The pyramid metaphor illustrates our conception of system design, as we described it initially (see section 2. "Research Methodology" on page 3). In itself, the pyramid is not a very original image. It simply helps the designer to `view' his own system within a theoretical framework, for instance to think of the relationship between two corresponding system operators at different levels as the relationship between two schemas in Case's theory.
Learning does not only result from solving problems or using tools, but also from interacting with agents about these on-going activities. Even if the environment is rich and structured, some learners may need help while they solve problems. Some learners need to be pushed forward, otherwise they repeatedly use the same inefficient methods. An agent can of course be human, e.g. a tutor who monitors the learner's work or some peer learner sharing a desk. Regarding computational agents, we distinguish two types of agents:
This discrimination between two classes of agents has been essential in separating pedagogical knowledge from domain-specific knowledge and therefore to extract from MEMOLAB the components that constitute the toolbox. This architecture will be described in the next section.

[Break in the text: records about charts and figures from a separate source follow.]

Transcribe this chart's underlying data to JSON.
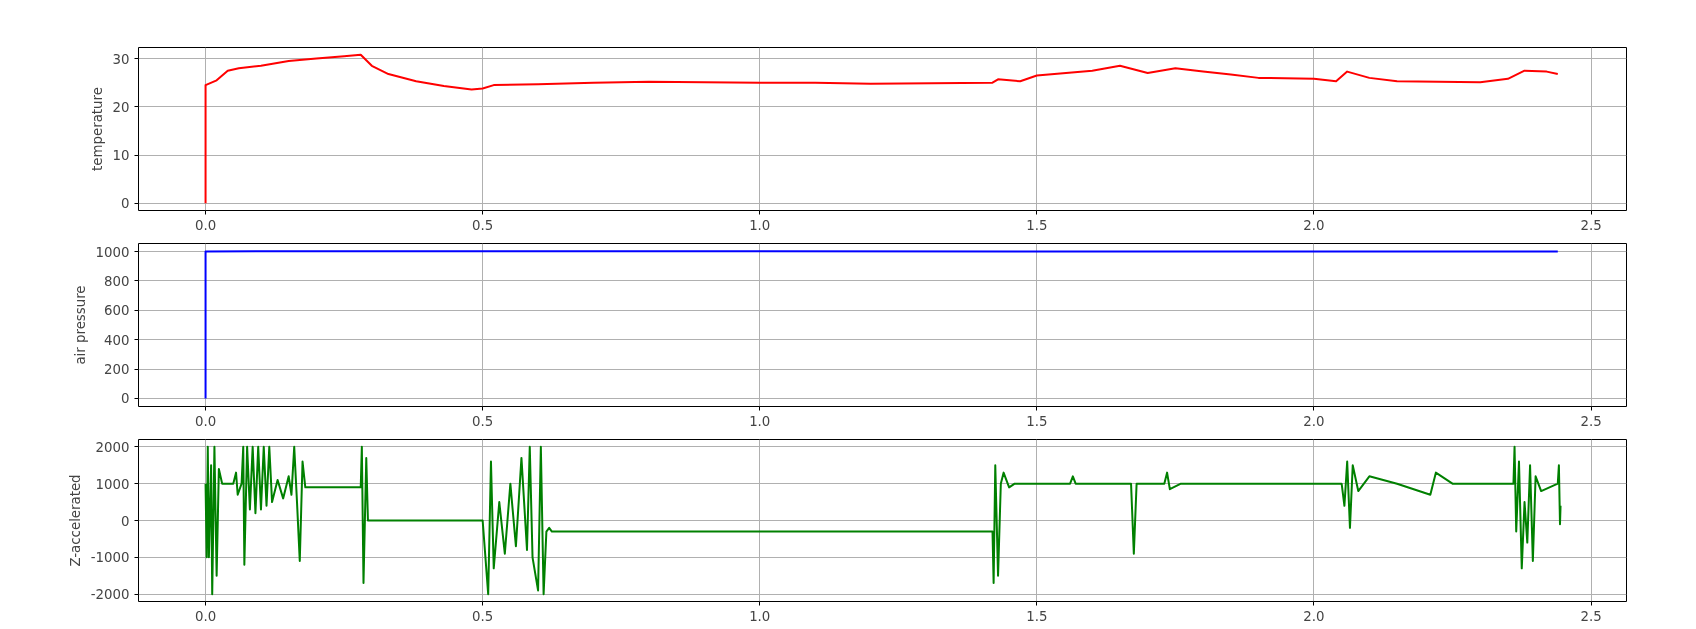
{
  "chart_data": [
    {
      "type": "line",
      "ylabel": "temperature",
      "xlim": [
        -0.121,
        2.564
      ],
      "xticks": [
        {
          "value": 0,
          "label": "0.0"
        },
        0.5,
        {
          "value": 1,
          "label": "1.0"
        },
        1.5,
        {
          "value": 2,
          "label": "2.0"
        },
        2.5
      ],
      "ylim": [
        -1.5,
        32.3
      ],
      "yticks": [
        0,
        10,
        20,
        30
      ],
      "grid": true,
      "series": [
        {
          "color": "#ff0000",
          "x": [
            0,
            0,
            0.02,
            0.04,
            0.06,
            0.1,
            0.15,
            0.2,
            0.25,
            0.28,
            0.3,
            0.33,
            0.38,
            0.43,
            0.48,
            0.5,
            0.52,
            0.6,
            0.7,
            0.8,
            1.0,
            1.1,
            1.2,
            1.42,
            1.43,
            1.47,
            1.5,
            1.6,
            1.65,
            1.7,
            1.75,
            1.8,
            1.85,
            1.9,
            2.0,
            2.04,
            2.06,
            2.1,
            2.15,
            2.3,
            2.35,
            2.38,
            2.42,
            2.44
          ],
          "values": [
            0,
            24.5,
            25.5,
            27.5,
            28,
            28.5,
            29.5,
            30,
            30.5,
            30.8,
            28.5,
            26.8,
            25.3,
            24.3,
            23.6,
            23.8,
            24.5,
            24.7,
            25,
            25.2,
            25,
            25,
            24.8,
            25,
            25.7,
            25.3,
            26.5,
            27.5,
            28.5,
            27,
            28,
            27.3,
            26.7,
            26,
            25.8,
            25.3,
            27.3,
            26,
            25.3,
            25.1,
            25.8,
            27.5,
            27.3,
            26.8
          ]
        }
      ]
    },
    {
      "type": "line",
      "ylabel": "air pressure",
      "xlim": [
        -0.121,
        2.564
      ],
      "xticks": [
        {
          "value": 0,
          "label": "0.0"
        },
        0.5,
        {
          "value": 1,
          "label": "1.0"
        },
        1.5,
        {
          "value": 2,
          "label": "2.0"
        },
        2.5
      ],
      "ylim": [
        -55,
        1055
      ],
      "yticks": [
        0,
        200,
        400,
        600,
        800,
        1000
      ],
      "grid": true,
      "series": [
        {
          "color": "#0000ff",
          "x": [
            0,
            0,
            0.1,
            0.6,
            2.44
          ],
          "values": [
            0,
            1000,
            1003,
            1002,
            1000
          ]
        }
      ]
    },
    {
      "type": "line",
      "ylabel": "Z-accelerated",
      "xlim": [
        -0.121,
        2.564
      ],
      "xticks": [
        {
          "value": 0,
          "label": "0.0"
        },
        0.5,
        {
          "value": 1,
          "label": "1.0"
        },
        1.5,
        {
          "value": 2,
          "label": "2.0"
        },
        2.5
      ],
      "ylim": [
        -2200,
        2200
      ],
      "yticks": [
        -2000,
        -1000,
        0,
        1000,
        2000
      ],
      "grid": true,
      "series": [
        {
          "color": "#008000",
          "x": [
            0,
            0.002,
            0.004,
            0.006,
            0.01,
            0.012,
            0.016,
            0.02,
            0.024,
            0.03,
            0.05,
            0.055,
            0.058,
            0.065,
            0.068,
            0.07,
            0.075,
            0.08,
            0.085,
            0.09,
            0.095,
            0.1,
            0.105,
            0.11,
            0.115,
            0.12,
            0.13,
            0.14,
            0.15,
            0.155,
            0.16,
            0.165,
            0.17,
            0.175,
            0.18,
            0.28,
            0.282,
            0.285,
            0.29,
            0.293,
            0.5,
            0.51,
            0.515,
            0.52,
            0.53,
            0.54,
            0.55,
            0.56,
            0.57,
            0.58,
            0.585,
            0.59,
            0.6,
            0.605,
            0.61,
            0.615,
            0.62,
            0.625,
            1.42,
            1.422,
            1.425,
            1.43,
            1.435,
            1.44,
            1.45,
            1.46,
            1.56,
            1.565,
            1.57,
            1.67,
            1.675,
            1.68,
            1.73,
            1.735,
            1.74,
            1.76,
            2.05,
            2.055,
            2.06,
            2.065,
            2.07,
            2.08,
            2.1,
            2.15,
            2.21,
            2.22,
            2.25,
            2.36,
            2.362,
            2.365,
            2.37,
            2.375,
            2.38,
            2.385,
            2.39,
            2.395,
            2.4,
            2.41,
            2.44,
            2.442,
            2.444,
            2.445
          ],
          "values": [
            1000,
            -1000,
            2000,
            -1000,
            1500,
            -2000,
            2000,
            -1500,
            1400,
            1000,
            1000,
            1300,
            700,
            1000,
            2000,
            -1200,
            2000,
            300,
            2000,
            200,
            2000,
            300,
            2000,
            400,
            2000,
            500,
            1100,
            600,
            1200,
            700,
            2000,
            500,
            -1100,
            1600,
            900,
            900,
            2000,
            -1700,
            1700,
            0,
            0,
            -2000,
            1600,
            -1300,
            500,
            -900,
            1000,
            -700,
            1700,
            -800,
            2000,
            -1000,
            -1900,
            2000,
            -2000,
            -300,
            -200,
            -300,
            -300,
            -1700,
            1500,
            -1500,
            1000,
            1300,
            900,
            1000,
            1000,
            1200,
            1000,
            1000,
            -900,
            1000,
            1000,
            1300,
            850,
            1000,
            1000,
            400,
            1600,
            -200,
            1500,
            800,
            1200,
            1000,
            700,
            1300,
            1000,
            1000,
            2000,
            -300,
            1600,
            -1300,
            500,
            -600,
            1500,
            -1100,
            1200,
            800,
            1000,
            1500,
            -100,
            400
          ]
        }
      ]
    }
  ]
}
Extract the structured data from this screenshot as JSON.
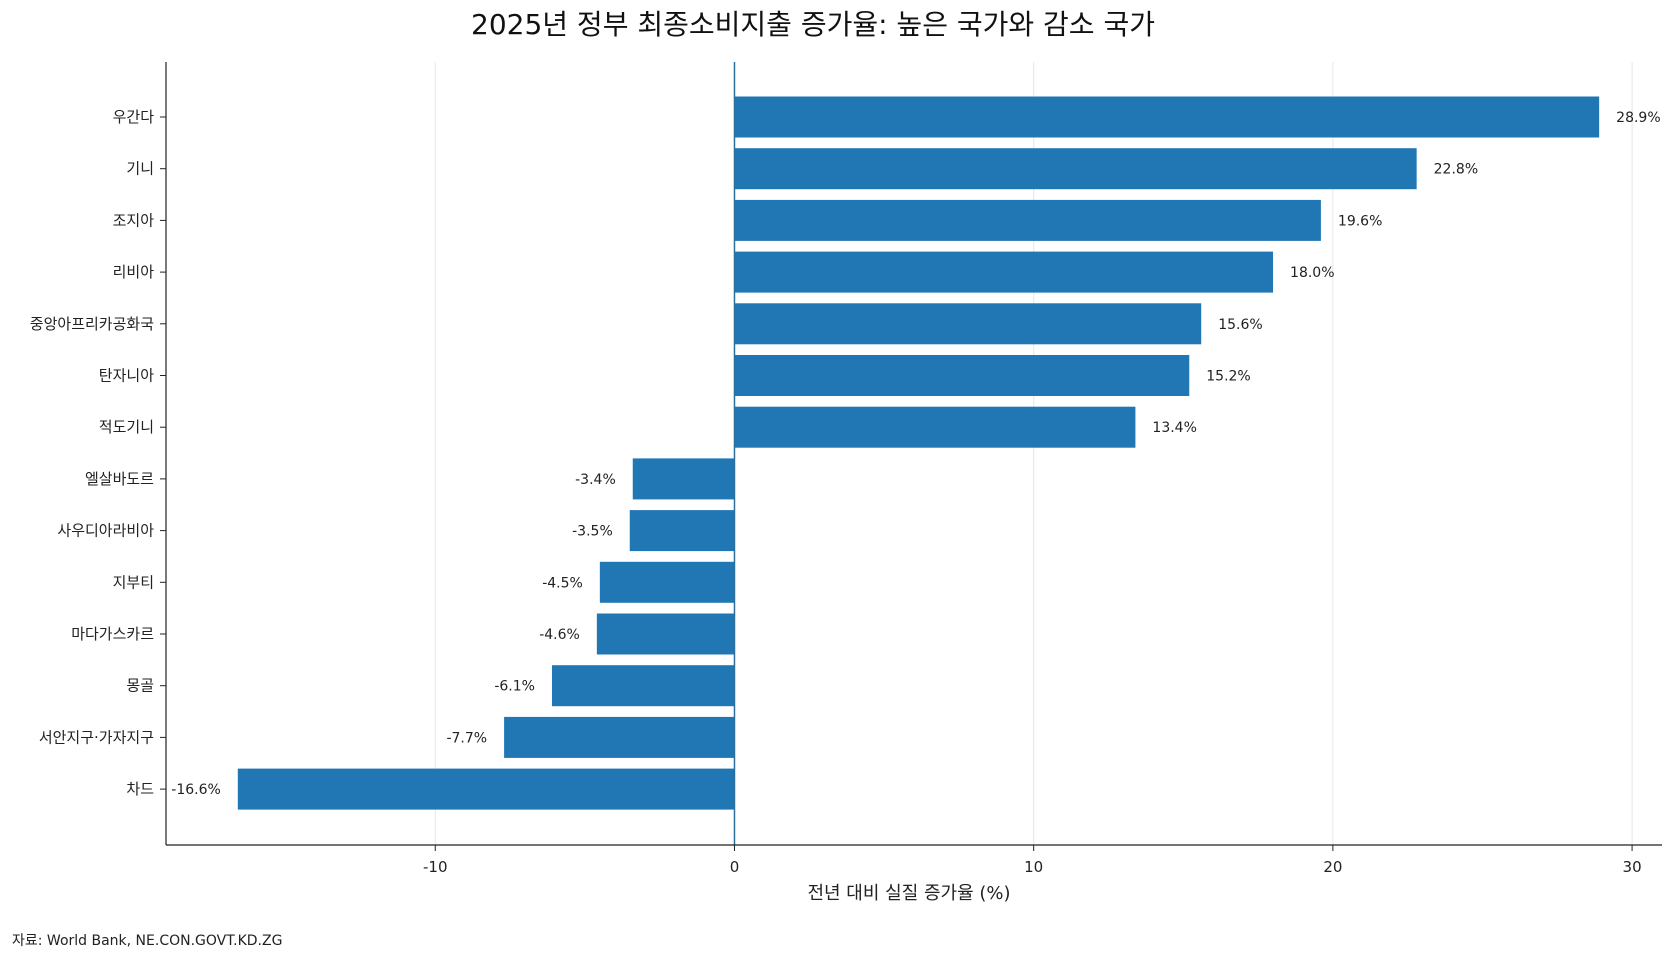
{
  "chart_data": {
    "type": "bar",
    "orientation": "horizontal",
    "title": "2025년 정부 최종소비지출 증가율: 높은 국가와 감소 국가",
    "xlabel": "전년 대비 실질 증가율 (%)",
    "ylabel": "",
    "xlim": [
      -19,
      31
    ],
    "xticks": [
      -10,
      0,
      10,
      20,
      30
    ],
    "grid": "vertical",
    "bar_color": "#2077b4",
    "categories": [
      "우간다",
      "기니",
      "조지아",
      "리비아",
      "중앙아프리카공화국",
      "탄자니아",
      "적도기니",
      "엘살바도르",
      "사우디아라비아",
      "지부티",
      "마다가스카르",
      "몽골",
      "서안지구·가자지구",
      "차드"
    ],
    "values": [
      28.9,
      22.8,
      19.6,
      18.0,
      15.6,
      15.2,
      13.4,
      -3.4,
      -3.5,
      -4.5,
      -4.6,
      -6.1,
      -7.7,
      -16.6
    ],
    "value_labels": [
      "28.9%",
      "22.8%",
      "19.6%",
      "18.0%",
      "15.6%",
      "15.2%",
      "13.4%",
      "-3.4%",
      "-3.5%",
      "-4.5%",
      "-4.6%",
      "-6.1%",
      "-7.7%",
      "-16.6%"
    ]
  },
  "source_note": "자료: World Bank, NE.CON.GOVT.KD.ZG"
}
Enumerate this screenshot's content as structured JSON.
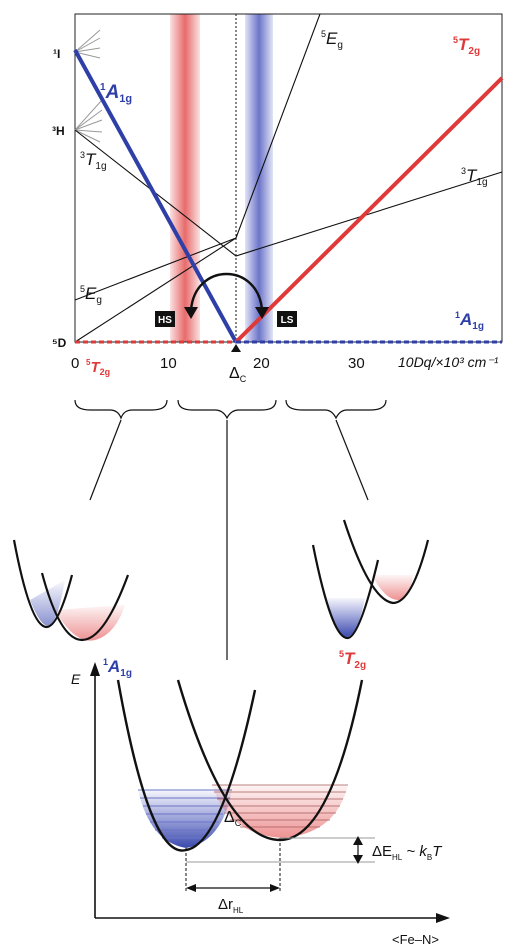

- Agents that conduct domain specific interactions (i.e. help to build an experiment). These agents can be domain experts or a computerized collaborative learner (Dillenbourg & Self, 1992b). One can also have several experts that solve the same problem with different viewpoints (Moyse & Elsom-Cook, 1992). The interaction between the expert and the human learner concerns the problem to be solved.
- Agents that select and monitor learning activities or help the learner to manage his own learning process. In MEMOLAB, we discriminated two kinds of pedagogical agents, the tutors and the coach who is a kind of "tutor in chief". The various tutors have the same function but fulfill it differently according to their style.